Wednesday, 2 December 2009
The sun sets on BMW ORACLE Racing's time in San Diego. Image copyright Gilles Martin-Raget/BMW ORACLE Racing.
by Peter Rusch
Over the weekend the wing came down and was removed from the BOR 90, which itself was then hauled from the water on Saturday afternoon. Most of the team were given a hard-earned day off on Sunday.
But Monday means back to work. This week, the team is beginning its preparations to ship out from San Diego. And while the base is beginning to be packed up, some minor modifications are being made to the BOR 90.
"Moving from a soft mainsail to a hard wing sail was a massive, but successful upgrade," explains team CEO Russell Coutts. "We’ve sailed for nearly three weeks in the new configuration and we've learned a huge amount in this time.
"There is some fine-tuning of the boat to the wing and we're taking the opportunity to make these changes before the boat is shipped to Valencia."
The trimaran is currently enveloped in a custom-built tent where the work is taking place and where the boat will also be prepared for shipping.
Trimmer, Dirk de Ridder
Dirk [pronounced 'Derek'] de Ridder - aka 'Cheese' - is the mainsail trimmer on board the BOR 90. Except now, there's no mainsail. Just an enormous wing sail. A veteran of three round the world races, he has previously been with AmericaOne and BMW ORACLE Racing in the America's Cup.
Peter Rusch caught up with him over the weekend, following the final testing session in San Diego.
Q: How has using the wing sail changed what you do on board the BOR 90?
A: The wing has changed my job quite a lot. The biggest difference for me is that the loading of the boat is completely different. You don't have any mainsheet loads anymore; that's disappeared. And you rely much more on the instruments than on your eye. The first few days were difficult... I confused myself sometimes by thinking of it like a soft sail and it's not a soft sail.
Q: There are dozens of orange 'tell-tales' on the wing sail. Do you use them the same as you would with a traditional mainsail?

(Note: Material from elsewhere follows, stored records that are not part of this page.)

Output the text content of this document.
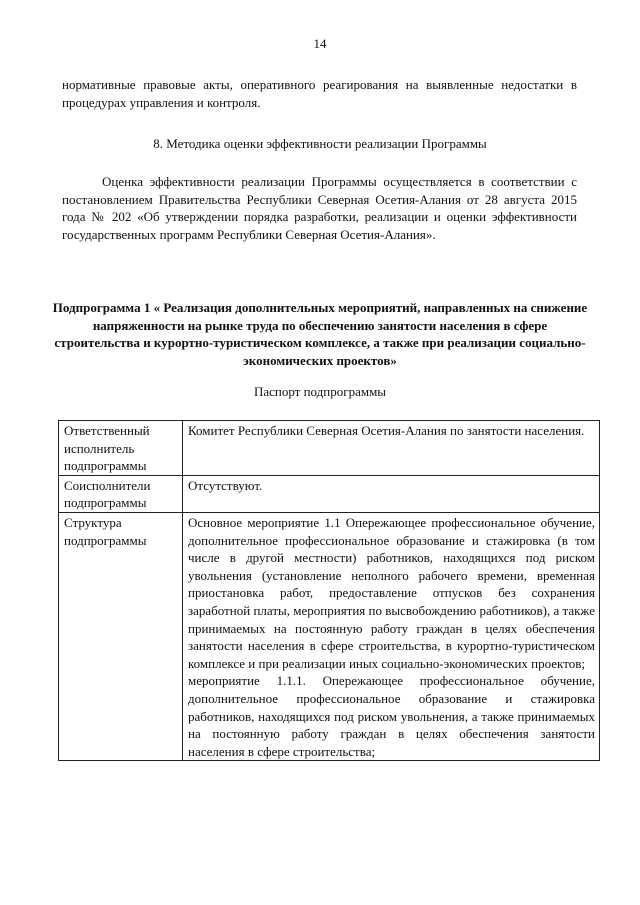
14

нормативные правовые акты, оперативного реагирования на выявленные недостатки в процедурах управления и контроля.

8. Методика оценки эффективности реализации Программы

Оценка эффективности реализации Программы осуществляется в соответствии с постановлением Правительства Республики Северная Осетия-Алания от 28 августа 2015 года № 202 «Об утверждении порядка разработки, реализации и оценки эффективности государственных программ Республики Северная Осетия-Алания».

Подпрограмма 1 « Реализация дополнительных мероприятий, направленных на снижение напряженности на рынке труда по обеспечению занятости населения в сфере строительства и курортно-туристическом комплексе, а также при реализации социально-экономических проектов»
Паспорт подпрограммы
Ответственный исполнитель подпрограммы	Комитет Республики Северная Осетия-Алания по занятости населения.
Соисполнители подпрограммы	Отсутствуют.
Структура подпрограммы	Основное мероприятие 1.1 Опережающее профессиональное обучение, дополнительное профессиональное образование и стажировка (в том числе в другой местности) работников, находящихся под риском увольнения (установление неполного рабочего времени, временная приостановка работ, предоставление отпусков без сохранения заработной платы, мероприятия по высвобождению работников), а также принимаемых на постоянную работу граждан в целях обеспечения занятости населения в сфере строительства, в курортно-туристическом комплексе и при реализации иных социально-экономических проектов;
мероприятие 1.1.1. Опережающее профессиональное обучение, дополнительное профессиональное образование и стажировка работников, находящихся под риском увольнения, а также принимаемых на постоянную работу граждан в целях обеспечения занятости населения в сфере строительства;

A: You do, but you can't see through the wing, so I work closely with Joey Newton (AUS), who tells me whether we have connected flow on the leeward side or not. Especially downwind, he's my vision and he tells me how we're going.
Q: How was the final week of testing here in San Diego?

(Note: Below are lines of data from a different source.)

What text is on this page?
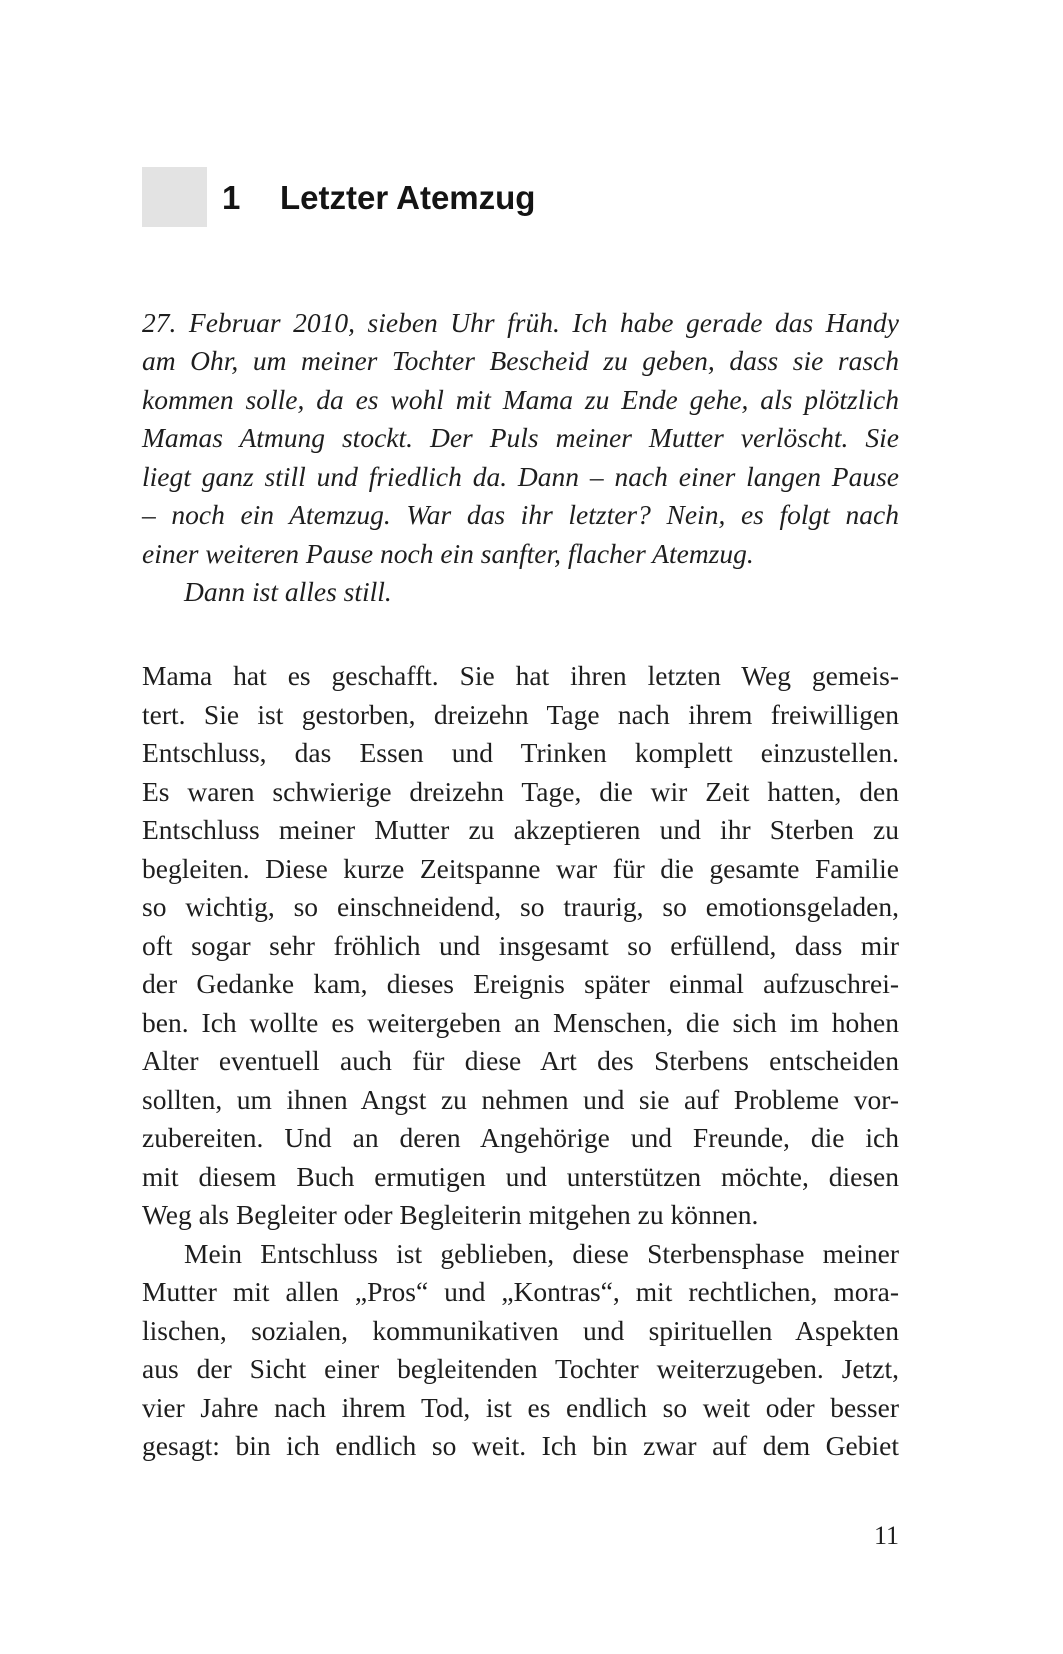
1 Letzter Atemzug
27. Februar 2010, sieben Uhr früh. Ich habe gerade das Handy
am Ohr, um meiner Tochter Bescheid zu geben, dass sie rasch
kommen solle, da es wohl mit Mama zu Ende gehe, als plötzlich
Mamas Atmung stockt. Der Puls meiner Mutter verlöscht. Sie
liegt ganz still und friedlich da. Dann – nach einer langen Pause
– noch ein Atemzug. War das ihr letzter? Nein, es folgt nach
einer weiteren Pause noch ein sanfter, flacher Atemzug.
Dann ist alles still.
Mama hat es geschafft. Sie hat ihren letzten Weg gemeis-
tert. Sie ist gestorben, dreizehn Tage nach ihrem freiwilligen
Entschluss, das Essen und Trinken komplett einzustellen.
Es waren schwierige dreizehn Tage, die wir Zeit hatten, den
Entschluss meiner Mutter zu akzeptieren und ihr Sterben zu
begleiten. Diese kurze Zeitspanne war für die gesamte Familie
so wichtig, so einschneidend, so traurig, so emotionsgeladen,
oft sogar sehr fröhlich und insgesamt so erfüllend, dass mir
der Gedanke kam, dieses Ereignis später einmal aufzuschrei-
ben. Ich wollte es weitergeben an Menschen, die sich im hohen
Alter eventuell auch für diese Art des Sterbens entscheiden
sollten, um ihnen Angst zu nehmen und sie auf Probleme vor-
zubereiten. Und an deren Angehörige und Freunde, die ich
mit diesem Buch ermutigen und unterstützen möchte, diesen
Weg als Begleiter oder Begleiterin mitgehen zu können.
Mein Entschluss ist geblieben, diese Sterbensphase meiner
Mutter mit allen „Pros“ und „Kontras“, mit rechtlichen, mora-
lischen, sozialen, kommunikativen und spirituellen Aspekten
aus der Sicht einer begleitenden Tochter weiterzugeben. Jetzt,
vier Jahre nach ihrem Tod, ist es endlich so weit oder besser
gesagt: bin ich endlich so weit. Ich bin zwar auf dem Gebiet
11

A: We had a few really good days to close this testing session. They were long days and we did a lot to verify targets and experiment with a few things, so it was a successful week.
Q: Your last session on Friday took place in the bay, on a holiday, with hundreds of other boats on the same patch of water. From on board the chase boat, it seemed very crowded. Were there any nervous moments?

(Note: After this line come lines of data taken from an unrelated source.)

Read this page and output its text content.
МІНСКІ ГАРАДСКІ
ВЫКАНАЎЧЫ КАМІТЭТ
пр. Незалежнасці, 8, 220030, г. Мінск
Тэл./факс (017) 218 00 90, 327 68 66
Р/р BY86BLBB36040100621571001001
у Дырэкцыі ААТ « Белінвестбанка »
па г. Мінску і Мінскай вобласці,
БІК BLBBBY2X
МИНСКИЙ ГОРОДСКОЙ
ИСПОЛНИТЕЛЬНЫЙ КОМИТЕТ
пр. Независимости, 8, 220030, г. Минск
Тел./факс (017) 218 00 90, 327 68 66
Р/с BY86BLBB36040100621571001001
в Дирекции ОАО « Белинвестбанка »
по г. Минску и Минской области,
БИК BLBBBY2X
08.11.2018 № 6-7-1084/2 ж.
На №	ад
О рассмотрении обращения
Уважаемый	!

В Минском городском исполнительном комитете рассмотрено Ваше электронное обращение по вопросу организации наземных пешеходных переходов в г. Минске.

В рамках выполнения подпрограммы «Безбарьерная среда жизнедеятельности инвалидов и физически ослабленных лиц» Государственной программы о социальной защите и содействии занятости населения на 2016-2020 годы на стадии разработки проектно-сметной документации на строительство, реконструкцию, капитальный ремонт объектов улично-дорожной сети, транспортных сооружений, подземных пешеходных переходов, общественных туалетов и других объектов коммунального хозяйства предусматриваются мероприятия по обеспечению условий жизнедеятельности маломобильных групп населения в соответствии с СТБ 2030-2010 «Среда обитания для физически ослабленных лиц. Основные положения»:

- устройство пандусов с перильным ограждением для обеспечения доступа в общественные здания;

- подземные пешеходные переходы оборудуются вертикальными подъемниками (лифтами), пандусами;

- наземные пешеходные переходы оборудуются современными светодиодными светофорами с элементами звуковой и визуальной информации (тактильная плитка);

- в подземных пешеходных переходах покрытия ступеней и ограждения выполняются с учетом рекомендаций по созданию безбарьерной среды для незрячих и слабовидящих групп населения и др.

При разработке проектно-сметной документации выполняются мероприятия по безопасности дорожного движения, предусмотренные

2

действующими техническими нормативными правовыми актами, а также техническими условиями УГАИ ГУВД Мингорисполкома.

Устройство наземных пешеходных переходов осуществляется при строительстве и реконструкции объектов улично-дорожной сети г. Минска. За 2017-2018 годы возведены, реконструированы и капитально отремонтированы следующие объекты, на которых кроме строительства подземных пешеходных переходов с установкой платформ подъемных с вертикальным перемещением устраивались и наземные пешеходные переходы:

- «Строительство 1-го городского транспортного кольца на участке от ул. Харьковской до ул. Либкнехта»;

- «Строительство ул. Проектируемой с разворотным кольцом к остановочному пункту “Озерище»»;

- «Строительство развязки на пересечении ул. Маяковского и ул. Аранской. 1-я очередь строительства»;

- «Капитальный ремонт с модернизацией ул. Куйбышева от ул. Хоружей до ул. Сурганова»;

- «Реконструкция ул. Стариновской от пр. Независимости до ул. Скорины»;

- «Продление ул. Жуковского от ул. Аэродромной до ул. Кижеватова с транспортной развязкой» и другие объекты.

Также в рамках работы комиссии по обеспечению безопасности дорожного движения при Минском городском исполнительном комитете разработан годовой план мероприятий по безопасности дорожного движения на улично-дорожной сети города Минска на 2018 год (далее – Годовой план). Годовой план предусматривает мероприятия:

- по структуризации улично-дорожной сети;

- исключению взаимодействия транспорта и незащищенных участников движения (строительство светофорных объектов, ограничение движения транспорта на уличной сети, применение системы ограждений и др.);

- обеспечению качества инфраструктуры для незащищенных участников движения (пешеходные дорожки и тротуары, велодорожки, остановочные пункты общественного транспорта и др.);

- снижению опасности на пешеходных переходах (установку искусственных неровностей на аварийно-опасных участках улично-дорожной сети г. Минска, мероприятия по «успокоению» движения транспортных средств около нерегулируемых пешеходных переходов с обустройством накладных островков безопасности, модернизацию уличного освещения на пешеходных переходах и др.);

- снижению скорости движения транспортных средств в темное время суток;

A: It was incredibly busy on the harbour and with a soft sail, you would never have contemplated doing that. But with the wing sail, you can stop so quickly and move the boat around so easily, it's much safer.
Q: Do you enjoy sailing with the wing sail, or is it too different from what you normally do?
A: I love it. I mean look at it. It's enormous. It's never been done before at this size. We've only scratched the surface on what it can do. There's massive potential to improve on it still. This came out of the box very well, which makes our life easier, but you have to stop thinking of this as a soft sail - it's very different.